The plant will experience transplant shock and may wilt and grow slowly.
But it will get better if you give them 1-2 inches of water weekly to keep the soil moist.
When to grow and repot Hibiscus plants?
The best time to plant new Hibiscus or repot an old plant is in spring or early summer.
Since it is their growing season, they will develop energetically.
Generally, Hibiscus requires repotting every year.
But, you must ensure that the plant is ready for repotting.
Hibiscus can tolerate small spaces to some extent and grow roots.
But, when the plant overgrows the container, it is time to repot them.
Signs that your Hibiscus needs repotting are:
- Roots coming out of the drainage holes
- The plant looks bigger than the container
- The number of roots is more than the soil
- Plant suffering frequent dehydration due to less amount of soil
How to repot Hibiscus?
Here are the simple steps for repotting Hibiscus:
- Take the plant out of the old container. Use spades to loosen the soil, but carefully.

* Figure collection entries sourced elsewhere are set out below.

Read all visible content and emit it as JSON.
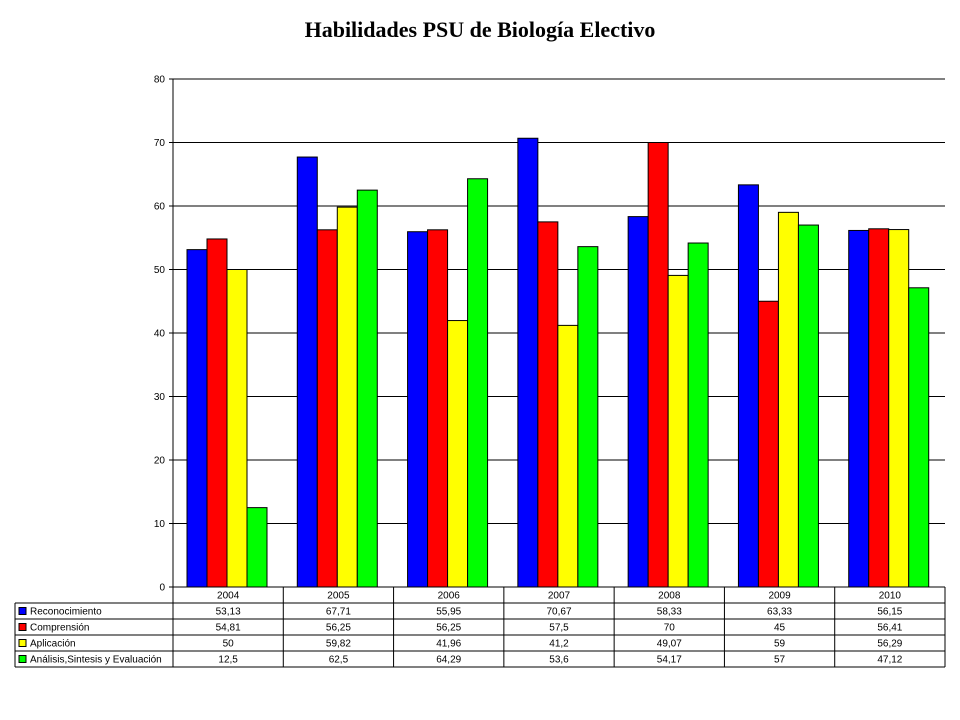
{
  "chart_data": {
    "type": "bar",
    "title": "Habilidades PSU de Biología Electivo",
    "categories": [
      "2004",
      "2005",
      "2006",
      "2007",
      "2008",
      "2009",
      "2010"
    ],
    "series": [
      {
        "name": "Reconocimiento",
        "color": "#0000ff",
        "values": [
          53.13,
          67.71,
          55.95,
          70.67,
          58.33,
          63.33,
          56.15
        ],
        "labels": [
          "53,13",
          "67,71",
          "55,95",
          "70,67",
          "58,33",
          "63,33",
          "56,15"
        ]
      },
      {
        "name": "Comprensión",
        "color": "#ff0000",
        "values": [
          54.81,
          56.25,
          56.25,
          57.5,
          70,
          45,
          56.41
        ],
        "labels": [
          "54,81",
          "56,25",
          "56,25",
          "57,5",
          "70",
          "45",
          "56,41"
        ]
      },
      {
        "name": "Aplicación",
        "color": "#ffff00",
        "values": [
          50,
          59.82,
          41.96,
          41.2,
          49.07,
          59,
          56.29
        ],
        "labels": [
          "50",
          "59,82",
          "41,96",
          "41,2",
          "49,07",
          "59",
          "56,29"
        ]
      },
      {
        "name": "Análisis,Sintesis y Evaluación",
        "color": "#00ff00",
        "values": [
          12.5,
          62.5,
          64.29,
          53.6,
          54.17,
          57,
          47.12
        ],
        "labels": [
          "12,5",
          "62,5",
          "64,29",
          "53,6",
          "54,17",
          "57",
          "47,12"
        ]
      }
    ],
    "ylim": [
      0,
      80
    ],
    "yticks": [
      "0",
      "10",
      "20",
      "30",
      "40",
      "50",
      "60",
      "70",
      "80"
    ],
    "grid": true,
    "legend": "data-table"
  }
}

- Check the roots, untangle them, and remove the old potting soil. Cut the dead, damaged, and broken roots, if any.
- If you don’t want your plant to grow very big, take a container with the same diameter and height as your plant. Also, trim off 1/3rd roots.
- But, if you want it to grow, use a container 1-2 inches taller and wider than the old one. Make sure that the container has drainage holes.
- Fill it with the ideal soil mixes. Choose any one from the suggested recipes I shared earlier.
- Place the plant in the new pot with new soil. Cover the roots properly.
- Don’t water immediately. Some roots will get hurt during the process. So, let them heal for some days.
- After 2-3 days, water the plant.
- Until recovery, don’t expose them to the direct sunlight for some days, until recovery.
- Fertilize them after 3-4 months, especially if your soil has fertilizer materials.
- Once established, shift them to a sunny location and start normal watering when the top 1-2 inches are dry.
Hibiscus enjoys sandy and sandy loam soil that drains well and retains enough to keep the soil moist.
When you choose a place in your garden for planting Hibiscus, make sure it can drain and retain properly in a balanced way. Also, ensure the penetrability because the water needs to reach the deep and extensive roots of the plant.
You can use any of the soil mixes I have shared above. They are all good in drainage, retention, pH levels, and fertility.
However, there are other soil mix recipes and commercial mixes available. You can use any of your choices. But, if you don’t want to put extra effort, try the recommended ones.
When the plant grows too big, the centers are empty, leaves are thin, and flowers are small and rare, it is time to divide the plant.
Generally, Hibiscus requires repotting every year due to their fast-growing feature, and you should check the condition of the soil and signs of repotting in the plant.